Sezin eve döndüğünde hızlıca üzerini değiştirip şarabını doldurdu, camdan dışarı baktı. Rengi sarıya dönük olan dolunay onu hep mutlu ederdi. Ancak bu gece aya baktığında bir ürperti hissetti. O kadar yorgundu ki kadehinin yarısını bile bitirmeden uykusu geldi. Sabah önemli bir sunumu vardı ve çirkin görünmek istemezdi. Aynanın karşısına geçip makyajını temizlemeye başladı. Güzeldi, alımlıydı. Ama bir türlü uzun süreli ciddi ilişkisi olmuyordu. Aynaya yaklaşıp göz çevresinde oluşmaya başlayan kırışıklara baktı. Kendi yansımasını görünce yalnızlığını paylaşan, kimseye söyleyemedikleri sırlarına sahip olan aynasının karşısında dili çözüldü.
“Ulan stajyer parçası Pınar, ben de Ali’yi sana yedirirsem ne olayım. Kadrolu filan olamayacaksın. Yemin ederim olamayacaksın! Seni bir kaşık suda boğasım var!”
İşi bitip yatağına uzandığında hemen uyuya kaldı. Alarmın sesiyle uyandığında rüyasında ne gördüğünü hatırlamıyor ve üzerindeki ağırlıktan kurtulamıyordu. Kafasından yalnızca tek bir cümle geçiyordu: “Ne istediğine dikkat et”
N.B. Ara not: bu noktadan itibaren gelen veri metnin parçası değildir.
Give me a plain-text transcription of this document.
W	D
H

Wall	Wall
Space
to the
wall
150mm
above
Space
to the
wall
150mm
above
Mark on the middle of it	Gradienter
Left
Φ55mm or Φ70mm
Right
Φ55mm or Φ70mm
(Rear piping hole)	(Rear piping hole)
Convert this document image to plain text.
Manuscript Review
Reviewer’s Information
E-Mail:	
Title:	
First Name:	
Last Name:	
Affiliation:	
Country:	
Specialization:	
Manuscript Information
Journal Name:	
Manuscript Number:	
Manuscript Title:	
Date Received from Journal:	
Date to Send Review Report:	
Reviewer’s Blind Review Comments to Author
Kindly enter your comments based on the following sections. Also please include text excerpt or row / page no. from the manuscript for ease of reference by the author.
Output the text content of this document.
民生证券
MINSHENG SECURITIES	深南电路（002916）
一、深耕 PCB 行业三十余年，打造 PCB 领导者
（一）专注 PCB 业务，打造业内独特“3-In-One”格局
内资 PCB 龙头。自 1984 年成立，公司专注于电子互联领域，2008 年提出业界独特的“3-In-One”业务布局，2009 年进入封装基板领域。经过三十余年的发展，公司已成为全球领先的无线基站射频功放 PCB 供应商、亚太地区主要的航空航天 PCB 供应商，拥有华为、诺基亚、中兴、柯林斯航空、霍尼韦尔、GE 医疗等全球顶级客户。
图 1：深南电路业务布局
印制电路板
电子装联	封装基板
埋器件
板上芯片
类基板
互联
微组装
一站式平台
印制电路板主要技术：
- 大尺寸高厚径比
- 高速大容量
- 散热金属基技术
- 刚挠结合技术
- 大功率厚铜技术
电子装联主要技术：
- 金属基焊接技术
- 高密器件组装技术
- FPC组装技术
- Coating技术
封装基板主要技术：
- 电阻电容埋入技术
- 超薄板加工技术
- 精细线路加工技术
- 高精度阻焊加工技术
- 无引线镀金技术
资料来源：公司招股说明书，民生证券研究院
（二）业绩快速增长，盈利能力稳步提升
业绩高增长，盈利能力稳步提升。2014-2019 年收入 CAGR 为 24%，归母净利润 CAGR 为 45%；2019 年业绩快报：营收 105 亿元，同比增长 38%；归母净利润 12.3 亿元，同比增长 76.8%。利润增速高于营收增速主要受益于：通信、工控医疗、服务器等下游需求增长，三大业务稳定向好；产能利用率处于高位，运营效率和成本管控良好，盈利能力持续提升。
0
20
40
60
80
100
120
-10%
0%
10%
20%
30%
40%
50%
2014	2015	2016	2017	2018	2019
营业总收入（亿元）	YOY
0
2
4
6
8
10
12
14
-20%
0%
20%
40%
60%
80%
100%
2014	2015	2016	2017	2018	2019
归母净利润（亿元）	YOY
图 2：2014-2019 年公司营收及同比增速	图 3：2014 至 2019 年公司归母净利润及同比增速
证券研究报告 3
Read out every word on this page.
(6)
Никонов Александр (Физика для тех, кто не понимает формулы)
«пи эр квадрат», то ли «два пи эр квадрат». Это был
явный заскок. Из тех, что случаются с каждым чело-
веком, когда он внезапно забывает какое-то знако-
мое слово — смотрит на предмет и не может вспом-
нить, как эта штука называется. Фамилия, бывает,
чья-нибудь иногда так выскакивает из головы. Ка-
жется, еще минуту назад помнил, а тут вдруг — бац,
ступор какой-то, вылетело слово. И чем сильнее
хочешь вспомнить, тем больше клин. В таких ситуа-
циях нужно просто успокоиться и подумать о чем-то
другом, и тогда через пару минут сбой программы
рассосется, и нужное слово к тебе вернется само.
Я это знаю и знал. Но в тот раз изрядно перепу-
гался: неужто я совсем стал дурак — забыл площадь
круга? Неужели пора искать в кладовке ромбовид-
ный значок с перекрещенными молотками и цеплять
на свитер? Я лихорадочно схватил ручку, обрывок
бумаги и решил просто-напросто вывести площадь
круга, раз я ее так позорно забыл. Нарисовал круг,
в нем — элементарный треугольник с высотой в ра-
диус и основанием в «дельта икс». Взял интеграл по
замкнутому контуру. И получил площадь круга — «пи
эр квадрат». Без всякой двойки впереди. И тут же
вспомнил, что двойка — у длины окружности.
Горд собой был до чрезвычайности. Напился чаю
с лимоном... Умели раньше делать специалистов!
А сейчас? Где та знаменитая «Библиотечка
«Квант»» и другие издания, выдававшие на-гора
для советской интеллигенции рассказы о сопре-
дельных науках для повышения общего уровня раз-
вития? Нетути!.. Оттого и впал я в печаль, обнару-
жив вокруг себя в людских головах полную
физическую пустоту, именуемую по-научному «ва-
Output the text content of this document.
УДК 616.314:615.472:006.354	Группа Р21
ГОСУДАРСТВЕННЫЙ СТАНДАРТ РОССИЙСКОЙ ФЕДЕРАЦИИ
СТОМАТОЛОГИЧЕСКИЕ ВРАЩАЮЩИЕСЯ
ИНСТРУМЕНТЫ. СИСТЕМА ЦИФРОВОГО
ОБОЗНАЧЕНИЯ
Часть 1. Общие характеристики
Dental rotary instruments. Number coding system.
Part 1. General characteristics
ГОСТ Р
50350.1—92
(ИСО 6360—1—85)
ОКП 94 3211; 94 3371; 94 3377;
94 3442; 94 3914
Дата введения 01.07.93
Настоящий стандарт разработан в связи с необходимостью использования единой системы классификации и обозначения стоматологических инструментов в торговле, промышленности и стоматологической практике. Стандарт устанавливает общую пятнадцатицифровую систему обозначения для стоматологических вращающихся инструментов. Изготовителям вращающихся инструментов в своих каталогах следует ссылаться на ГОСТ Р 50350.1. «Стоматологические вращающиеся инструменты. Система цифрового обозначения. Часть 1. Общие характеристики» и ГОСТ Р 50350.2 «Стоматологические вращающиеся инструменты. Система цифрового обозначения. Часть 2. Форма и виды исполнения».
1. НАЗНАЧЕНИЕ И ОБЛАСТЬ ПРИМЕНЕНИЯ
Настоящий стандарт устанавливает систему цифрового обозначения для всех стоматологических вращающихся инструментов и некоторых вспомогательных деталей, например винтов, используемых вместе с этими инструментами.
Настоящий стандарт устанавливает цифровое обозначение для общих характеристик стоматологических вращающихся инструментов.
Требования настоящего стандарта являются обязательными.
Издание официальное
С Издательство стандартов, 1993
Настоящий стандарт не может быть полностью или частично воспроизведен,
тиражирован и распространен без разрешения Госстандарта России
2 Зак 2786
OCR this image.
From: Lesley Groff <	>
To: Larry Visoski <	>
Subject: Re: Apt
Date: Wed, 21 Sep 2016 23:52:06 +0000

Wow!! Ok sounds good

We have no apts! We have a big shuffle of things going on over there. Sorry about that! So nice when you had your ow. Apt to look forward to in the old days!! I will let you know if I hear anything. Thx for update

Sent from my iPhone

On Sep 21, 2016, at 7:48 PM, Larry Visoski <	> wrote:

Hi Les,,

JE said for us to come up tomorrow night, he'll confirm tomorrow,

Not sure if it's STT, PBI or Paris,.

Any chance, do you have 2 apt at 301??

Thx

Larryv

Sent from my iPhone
Bugün önemli bir gün olduğu için keyfinin kaçmasına izin vermeyecekti. Duşa girmek üzere yataktan kalktı, suyu açtı. Tepesinden yağmur misali akan suyun altına girip kafasını kaldırdı. O anda bir su damlası genzine kaçtı, nefes alamıyordu. Panik olmuştu. Bir kaşık bile etmeyecek su damlası onu boğuyordu. En büyük korkusuydu nefessiz kalıp ölmek ve şimdi kimse sesini duyamazdı, akciğerlerini dolduran bir damlacık suda boğulmasına engel olamazdı. Gözleri kapanırken beyninde tek bir cümle yankılanıyordu: “Ne istediğine dikkat et”. Ölmeden önce gözünün önünde canlanan son kişi Pınar olmuştu. Bir kaşık suda boğmak istediği kişi Pınar’ken kendisi suyun altında can çekişiyordu. Düşündüklerini hatırlayınca daha çok panik oldu. Her insan ölüme yaklaştığında başkalarına yaptığı kötülüklerden dolayı pişmanlık duyacağını biliyordu da kimse ölümü kendine yakıştıramıyordu.
Mikail zifiri karanlığın ortasında dikilmiş duruyordu. Binlerce aynanın yansımasında binlerce farklı insan vardı. Sağına baktı, aynanın karşısında şarkı söyleyen Pınar’la göz göze geldi. Pınar, Mikail’i fark etmedi; ama kendi yansımasına baktığında bir an ürperdi. Mikail “Ne istediğine dikkat et,” diye tekrarladı, Pınar duymasa da kabustan ürpererek uyandı.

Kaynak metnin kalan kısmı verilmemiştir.